Previously, I hosted my git repositories locally using Gitea. Concerned about accessibility in disaster recovery scenarios, where my local repositories would be inaccessible (as they might be affected by the disaster), I decided to migrate them to Github. Lately, though I’m fond of the idea of experimenting with Gitlab and all the built-in DevOps features they offer.
Finally, all these services are presented in a very nice and friendly dashboard with https://github.com/bastienwirtz/homer
My plans for the future
And of course, apart from the currently running applications and services, I have a bucket of things I want to deploy and try on my setup.
I think it would be a nice to have a remote VS Code server to act as my development machine. This way, I would have only one place to setup and configure, accessible from everywhere I am. It could also act as an Ansible and Terraform master, where every playbook and state changes would be initiated from there.
I also want to completely Terraform my homelab, starting from my routers, my switches and continuing to Proxmox and the cloud providers I’m using. For example, I found a Terraform provider for RouterOS and made some experiments. But it needs a more serious time investment from my side if I want to cover my whole homelab.
It is also necessary to have my git repositories backed up, because currently I’m relying on the local copies I have in a couple of workstations and on Github. Gickup sounds like a tool that does what I need and it will add my repositories to my backup procedure.

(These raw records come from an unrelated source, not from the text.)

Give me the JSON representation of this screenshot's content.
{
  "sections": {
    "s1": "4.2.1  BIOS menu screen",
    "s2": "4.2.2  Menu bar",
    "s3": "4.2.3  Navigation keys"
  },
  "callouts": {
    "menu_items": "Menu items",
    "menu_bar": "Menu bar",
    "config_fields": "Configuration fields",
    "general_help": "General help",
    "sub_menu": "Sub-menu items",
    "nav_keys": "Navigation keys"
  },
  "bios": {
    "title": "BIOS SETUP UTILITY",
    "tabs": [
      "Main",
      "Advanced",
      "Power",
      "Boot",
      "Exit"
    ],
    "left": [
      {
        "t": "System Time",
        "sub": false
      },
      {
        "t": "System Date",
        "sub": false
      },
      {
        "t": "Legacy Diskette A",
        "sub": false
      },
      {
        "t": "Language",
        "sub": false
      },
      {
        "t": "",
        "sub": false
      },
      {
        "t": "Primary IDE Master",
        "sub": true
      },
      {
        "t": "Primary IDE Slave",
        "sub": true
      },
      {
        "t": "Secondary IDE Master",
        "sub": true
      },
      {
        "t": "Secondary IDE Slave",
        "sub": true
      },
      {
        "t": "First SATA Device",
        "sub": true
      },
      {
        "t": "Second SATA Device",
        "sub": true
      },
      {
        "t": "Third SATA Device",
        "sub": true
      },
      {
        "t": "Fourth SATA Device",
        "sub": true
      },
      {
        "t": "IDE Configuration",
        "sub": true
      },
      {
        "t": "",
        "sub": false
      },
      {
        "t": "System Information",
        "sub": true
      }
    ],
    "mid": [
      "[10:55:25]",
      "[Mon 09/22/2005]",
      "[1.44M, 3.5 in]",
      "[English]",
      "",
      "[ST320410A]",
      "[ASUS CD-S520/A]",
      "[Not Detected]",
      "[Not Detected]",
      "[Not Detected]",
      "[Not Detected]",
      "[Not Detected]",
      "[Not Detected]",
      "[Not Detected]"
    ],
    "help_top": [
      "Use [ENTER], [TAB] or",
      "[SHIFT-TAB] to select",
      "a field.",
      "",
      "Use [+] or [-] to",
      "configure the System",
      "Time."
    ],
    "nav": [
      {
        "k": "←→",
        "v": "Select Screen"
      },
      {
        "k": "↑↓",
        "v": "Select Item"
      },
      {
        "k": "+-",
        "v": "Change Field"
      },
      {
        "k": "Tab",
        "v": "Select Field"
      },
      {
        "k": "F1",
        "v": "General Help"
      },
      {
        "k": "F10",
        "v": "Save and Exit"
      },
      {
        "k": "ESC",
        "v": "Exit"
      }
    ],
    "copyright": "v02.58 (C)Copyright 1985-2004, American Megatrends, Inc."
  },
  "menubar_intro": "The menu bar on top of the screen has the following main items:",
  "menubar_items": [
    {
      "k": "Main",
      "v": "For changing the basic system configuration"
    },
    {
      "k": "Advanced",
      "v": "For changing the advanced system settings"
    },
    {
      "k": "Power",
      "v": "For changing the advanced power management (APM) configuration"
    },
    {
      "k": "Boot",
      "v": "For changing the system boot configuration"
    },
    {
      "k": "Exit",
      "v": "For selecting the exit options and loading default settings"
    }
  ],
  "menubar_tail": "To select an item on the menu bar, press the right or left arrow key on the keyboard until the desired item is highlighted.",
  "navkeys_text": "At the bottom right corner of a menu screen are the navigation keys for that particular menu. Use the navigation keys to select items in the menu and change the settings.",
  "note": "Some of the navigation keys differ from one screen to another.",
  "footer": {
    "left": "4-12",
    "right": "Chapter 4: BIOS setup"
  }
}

I also lack a VPN server that runs inside my home network, giving me direct access to it. Instead, I’m relying on the router I have in Linode, which works great, but adds unnecessary latency. I am considering utilising plain Wireguard or use a service like Tailscale
Finally, I want to further secure and audit access to all of my instances. I didn’t think of it until I stumbled upon this awesome service called Teleport which does exactly that. It provides a centralised point to access Linux and Windows machines and also Kubernetes clusters. Every action is logged and can be uploaded to S3-compatible storage. I’m considering fully hosting it on my Raspberry Pi cluster that currently sits idle.
In conclusion, my homelab is the place where I experiment with new applications and technologies. I also have services that I rely on and I try as much as possible to keep them separated from my experiments, as their availability is crucial for my quality of life. So, like many other homelabs, mine is a perpetual work in progress, constantly evolving and adapting to new experiments and technologies.